# How many cichlids in a 90 gallon tank?



## anythingfishylady1

Hi, I'm sure this has been asked a million times, but i can't find any posts that pertain to my question in particular, so i'm wondering how many african cichlids, not dwarfs, can i put into my 90 gallon tank? I have ten now, because i read that you should have at least ten to spread the aggression around a bit, but they are so beautiful and i would love to have more, so how many? thanks for looking!









my babies


----------



## bearded lab

If you are talking about mbuna, which is what the species in your picture are, I'd say 18-24. Bear in mind that this is a rough estimation in every sense of the word, and if you are going to have demasoni (which is the blue one in your pic, and considered by many to be dwarfs, so you may not be keeping them), then more than that. I completely understand that you need at least a general number, just please know that it is not exact and depends on many factors such as water changes, feeding, filtration, etc.


----------



## 702Cichlid

What are the dimensions of your 90? That will really make all the difference as footprint is more important than total volume.


----------



## shaguars7

well i am sure the 90 will be 48x18x24 .... i think it will depend if you plan on having all different fish and also how aggressive they will all be. I know auratus which is in that pic is never mentioned to be a pushover.


----------



## anythingfishylady1

OK, Shags demensions are correct, i have two emperor 400 filters, and weekly 25% changes. I didn't know that the demasoni's were dwarf's!! but after a little research it looks like some people do consider them as such! so if i have to i will move the two i have into another tank. The mbuna's are the one's i am interested in. I've actually been wanting to add some of the red top guys, and 'bearded lab' your number is great! A general guestimate is perfect, i just don't want to have so many that people will tell me that i am keeping an irresponsible number of them in one tank. So i'll probably go with the lower side of the estimate and stick with 19-20. thank you


----------



## anythingfishylady1

Here is a tentative list of my current cichlids, if you have any suggestions about what i should add

3 albino socolofi 2 male 1 female
2 cobalt blue's (mbuna) 1 male 1 female (i think)
2 Demasoni's 1 male 1 female
3 Auratus's 2 female 1 male

gender is tentative, i did vent them all, but i am new to it and was terrified to hurt them. But I am about 80% sure that I have them right.

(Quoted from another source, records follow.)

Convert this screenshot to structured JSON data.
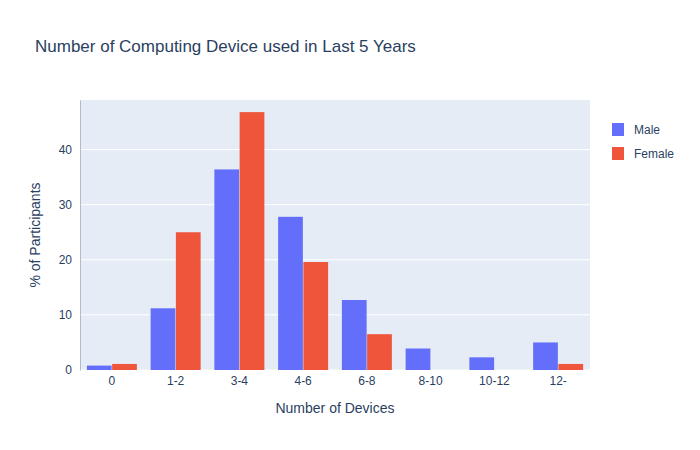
{
  "chart_data": {
    "type": "bar",
    "title": "Number of Computing Device used in Last 5 Years",
    "x_label": "Number of Devices",
    "y_label": "% of Participants",
    "categories": [
      "0",
      "1-2",
      "3-4",
      "4-6",
      "6-8",
      "8-10",
      "10-12",
      "12-"
    ],
    "series": [
      {
        "name": "Male",
        "color": "#636efa",
        "values": [
          0.8,
          11.2,
          36.4,
          27.8,
          12.7,
          3.9,
          2.3,
          5.0
        ]
      },
      {
        "name": "Female",
        "color": "#ef553b",
        "values": [
          1.1,
          25.0,
          46.8,
          19.6,
          6.5,
          0,
          0,
          1.1
        ]
      }
    ],
    "ylim": [
      0,
      49
    ],
    "yticks": [
      0,
      10,
      20,
      30,
      40
    ],
    "grid": true,
    "legend": "right"
  }
}
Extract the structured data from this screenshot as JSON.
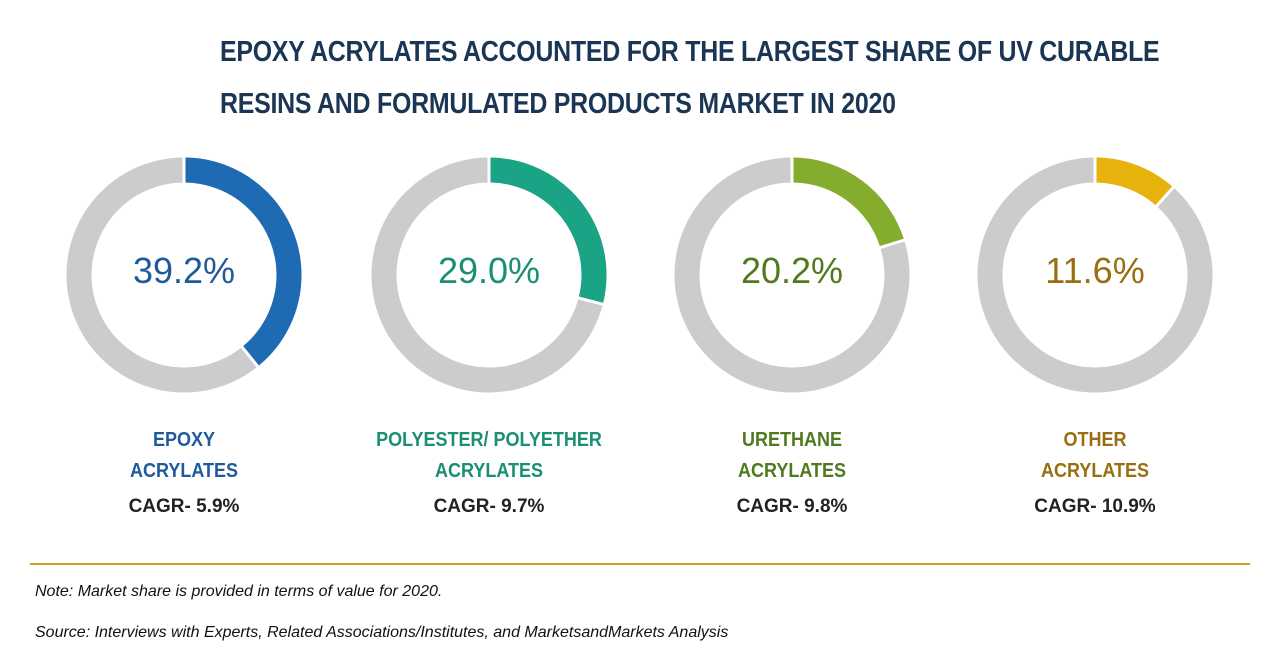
{
  "title": {
    "line1": "EPOXY ACRYLATES ACCOUNTED FOR THE LARGEST SHARE OF UV CURABLE",
    "line2": "RESINS AND FORMULATED PRODUCTS MARKET IN 2020"
  },
  "chart_data": {
    "type": "pie",
    "title": "EPOXY ACRYLATES ACCOUNTED FOR THE LARGEST SHARE OF UV CURABLE RESINS AND FORMULATED PRODUCTS MARKET IN 2020",
    "unit": "%",
    "track_color": "#cccccc",
    "segments": [
      {
        "name1": "EPOXY",
        "name2": "ACRYLATES",
        "value": 39.2,
        "value_label": "39.2%",
        "cagr": "CAGR- 5.9%",
        "color": "#1f6bb3",
        "text_color": "#1f5a9a"
      },
      {
        "name1": "POLYESTER/ POLYETHER",
        "name2": "ACRYLATES",
        "value": 29.0,
        "value_label": "29.0%",
        "cagr": "CAGR- 9.7%",
        "color": "#1aa384",
        "text_color": "#1a8f74"
      },
      {
        "name1": "URETHANE",
        "name2": "ACRYLATES",
        "value": 20.2,
        "value_label": "20.2%",
        "cagr": "CAGR- 9.8%",
        "color": "#84ad2e",
        "text_color": "#4f7a1e"
      },
      {
        "name1": "OTHER",
        "name2": "ACRYLATES",
        "value": 11.6,
        "value_label": "11.6%",
        "cagr": "CAGR- 10.9%",
        "color": "#e8b20c",
        "text_color": "#9a6e10"
      }
    ]
  },
  "footer": {
    "note": "Note: Market share is provided in terms of value for 2020.",
    "source": "Source: Interviews with Experts, Related Associations/Institutes, and MarketsandMarkets Analysis"
  }
}
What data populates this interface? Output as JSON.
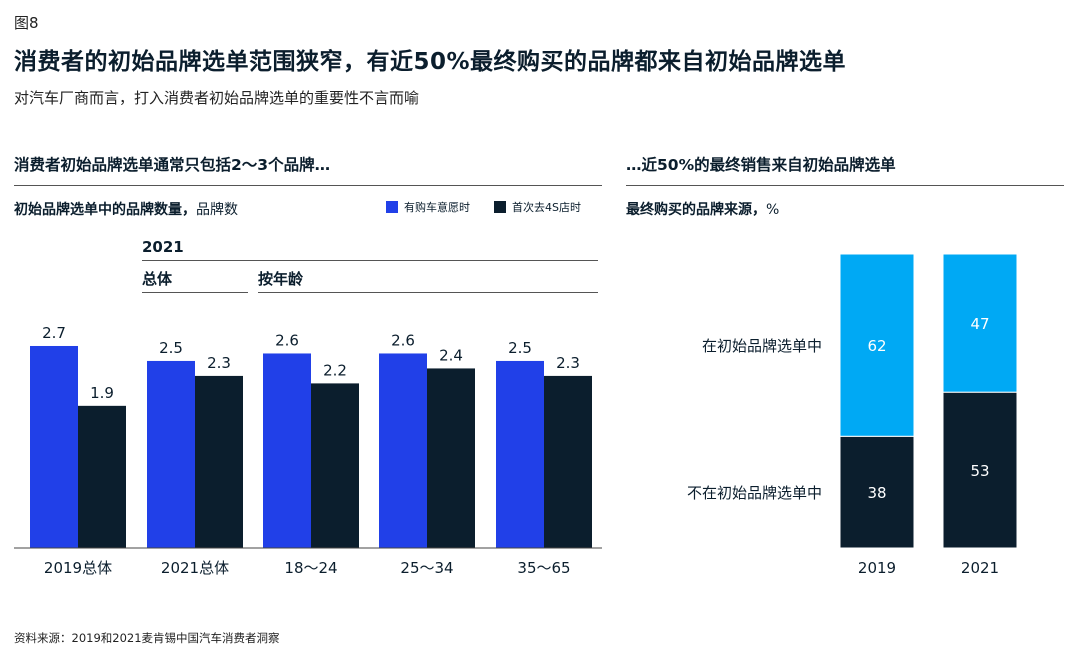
{
  "figure_label": "图8",
  "title": "消费者的初始品牌选单范围狭窄，有近50%最终购买的品牌都来自初始品牌选单",
  "subtitle": "对汽车厂商而言，打入消费者初始品牌选单的重要性不言而喻",
  "source": "资料来源：2019和2021麦肯锡中国汽车消费者洞察",
  "colors": {
    "blue": "#2140e8",
    "navy": "#0b1e2d",
    "cyan": "#00a9f4"
  },
  "left_panel": {
    "heading": "消费者初始品牌选单通常只包括2～3个品牌…",
    "subheading_bold": "初始品牌选单中的品牌数量，",
    "subheading_unit": "品牌数",
    "year_header": "2021",
    "group_overall": "总体",
    "group_by_age": "按年龄"
  },
  "right_panel": {
    "heading": "…近50%的最终销售来自初始品牌选单",
    "subheading_bold": "最终购买的品牌来源，",
    "subheading_unit": "%"
  },
  "chart_data": [
    {
      "type": "bar",
      "categories": [
        "2019总体",
        "2021总体",
        "18～24",
        "25～34",
        "35～65"
      ],
      "series": [
        {
          "name": "有购车意愿时",
          "values": [
            2.7,
            2.5,
            2.6,
            2.6,
            2.5
          ],
          "color": "#2140e8"
        },
        {
          "name": "首次去4S店时",
          "values": [
            1.9,
            2.3,
            2.2,
            2.4,
            2.3
          ],
          "color": "#0b1e2d"
        }
      ],
      "ylim": [
        0,
        3.0
      ],
      "legend": "top-right",
      "grid": false
    },
    {
      "type": "bar",
      "stacked": true,
      "categories": [
        "2019",
        "2021"
      ],
      "series": [
        {
          "name": "在初始品牌选单中",
          "values": [
            62,
            47
          ],
          "color": "#00a9f4"
        },
        {
          "name": "不在初始品牌选单中",
          "values": [
            38,
            53
          ],
          "color": "#0b1e2d"
        }
      ],
      "ylim": [
        0,
        100
      ],
      "grid": false
    }
  ]
}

I also think that i should have a higher female to male ratio? but am not sure? I am not interested in breeding them, but i do want them to be happy and not mad at each other all of the time. I've already had to break up the male and female albino.


----------



## bearded lab

I don't think you have nearly enough females in there, and for the demasoni you need at least 12, because of their aggression toward their own species. The auratus are also very aggressive, too, and you might have a problem with 2 male socolofi, unless you have a lot of females. I am not saying your mix wouldn't work, rather that you will need a more experienced person to give you specific advice on the species. That being said, if you add more females to your existing groups, you might be just fine. Best of luck!


----------



## shaguars7

well if you are 80% correct about your venting then what i would do is just get more of what you have. I would get 2 or 3 more socolofi and 3 or 4 more cobalts and the same for the auratus. if you are going to keep demasoni i would get atleast 6 more, but 8 more would be much better. The auratus will be the trouble makers likey in the end with other tankmates...


----------



## anythingfishylady1

that's what i was thinking, more of the same, i bought my guys from the LFS and the people working there were asking ME questions about the fish, so i had no idea of weather or not i was getting a male or a female with any of them besides the obvious auratus. So more of the same, but female. Going to order special from a website this time though, as they seem more able to send a preference of male or female.


----------



## allgoodh

Was wondering the same thing anythingfishylady1


----------